I wanted the light and clarity of the white surface to be revealed through this process of paring back. But I also wanted to retain the gesture, the push/pull, twists, the drag, the drip, the stop, and start as the brush travels across the surface. The colour relationships within these individual sections trace the movement of light.
In a conversation recently with a friend, we tried to distil the totality of our separate artistic enquiry down into some singular form. I arrived at light. The works in Burnouts take light and dark as a starting point, with the sun being the source of light and colour being the refracted state of this white light, leading to the reduction of the painting to these essential elements.
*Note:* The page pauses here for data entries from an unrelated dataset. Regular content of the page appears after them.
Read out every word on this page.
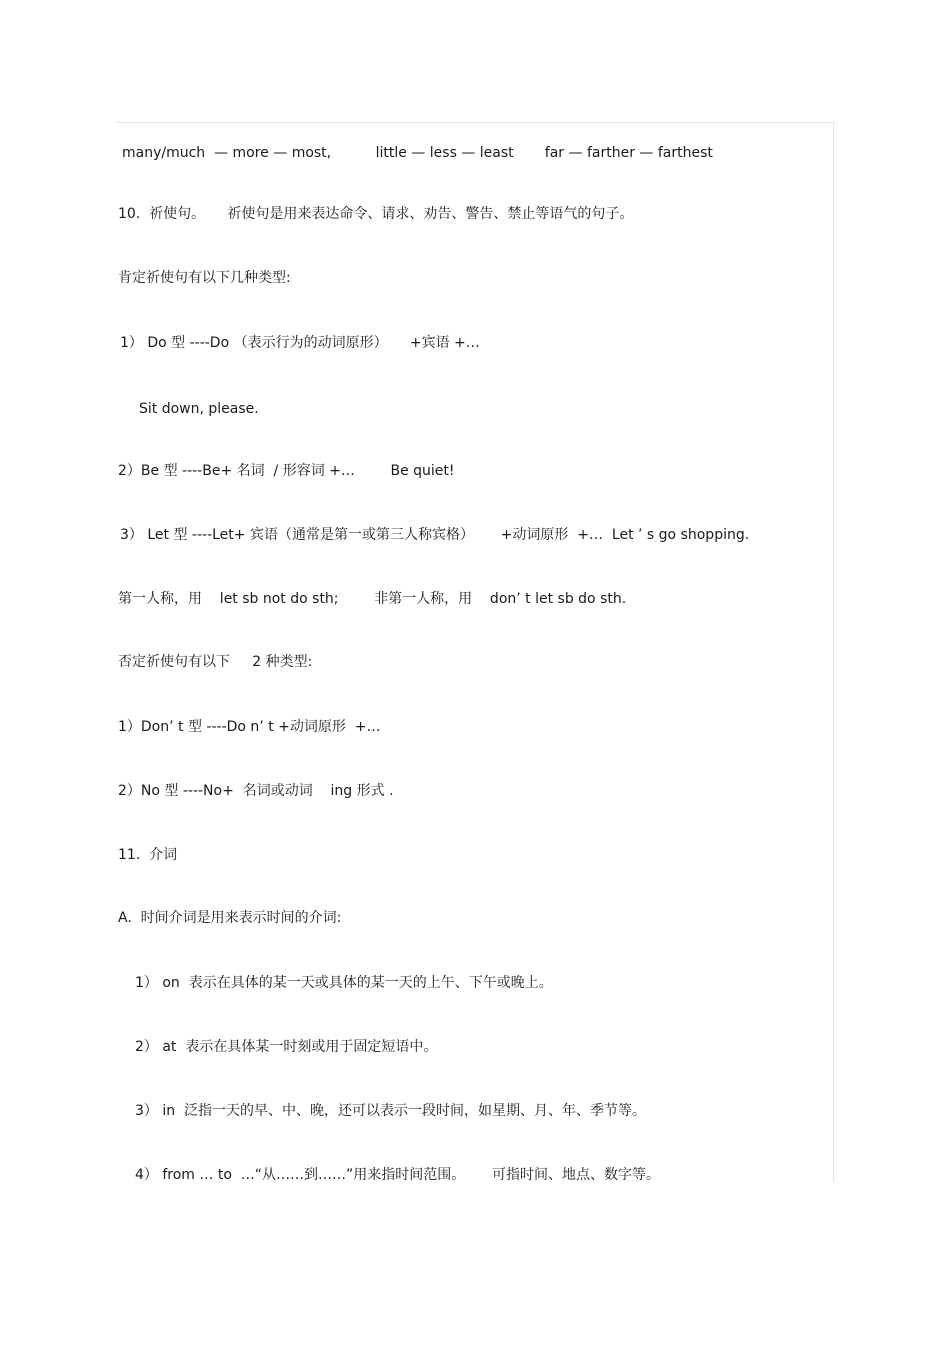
many/much  — more — most,          little — less — least       far — farther — farthest
10.  祈使句。     祈使句是用来表达命令、请求、劝告、警告、禁止等语气的句子。
肯定祈使句有以下几种类型:
1） Do 型 ----Do （表示行为的动词原形）     +宾语 +…
Sit down, please.
2）Be 型 ----Be+ 名词  / 形容词 +…        Be quiet!
3） Let 型 ----Let+ 宾语（通常是第一或第三人称宾格）      +动词原形  +…  Let ’ s go shopping.
第一人称，用    let sb not do sth;        非第一人称，用    don’ t let sb do sth.
否定祈使句有以下     2 种类型:
1）Don’ t 型 ----Do n’ t +动词原形  +…
2）No 型 ----No+  名词或动词    ing 形式 .
11.  介词
A.  时间介词是用来表示时间的介词:
1） on  表示在具体的某一天或具体的某一天的上午、下午或晚上。
2） at  表示在具体某一时刻或用于固定短语中。
3） in  泛指一天的早、中、晚，还可以表示一段时间，如星期、月、年、季节等。
4） from … to  …“从……到……”用来指时间范围。      可指时间、地点、数字等。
A white surface and paint applied with a colour-loaded brush.
While travelling with this colour across the surface of the work, I couldn't help but hold one of Einstein's thought experiments in my mind. Referred to as 'The Light Beam Traveller', Einstein tried to conceptualise and internally visualise what the universe would look like if one were able to travel at the speed of light alongside a beam of light. The idea of light being viewed as a still stream, not in motion, speaks to a state of rest.
"I should observe such a beam of light as an electromagnetic field at rest.” Einstein, 1896.
In thinking about burnouts, and the act of doing one, we think of traction or, more specifically, a lack of. The rubbery trace left exists as evidence of movement. Similarly, the painted brush mark is a trace of the hand and the individual moving around that surface.
The works in Burnouts playfully engage with the anachronistic relationship between these mark-making pursuits while simultaneously looking at the psychological condition of burnout. Despite the title, these works ask you to slow down and contemplate the patchwork of specifically coloured gestures and open spaces.
Individual works explore the surface and traditional constraints of the painting through, at times, bouncing off its edges and returning inwards to explore the interior space of the painting. Others zoom off the edge in a manner that implies a broader limitless world that we only see a cropped section of.
The works in Burnouts collectively explore gesture, light, and colour in an attempt to bring these concepts back inside as they were created during a time of darkness and mass uncertainty.
But in the end, I always falter with the use of language. It has never felt as comfortable or entirely up to the task of articulating unknown things in the way that painting can do. Using words to articulate a painting feels like trying to use a shovel to butter your toast. I would prefer to speak in colours.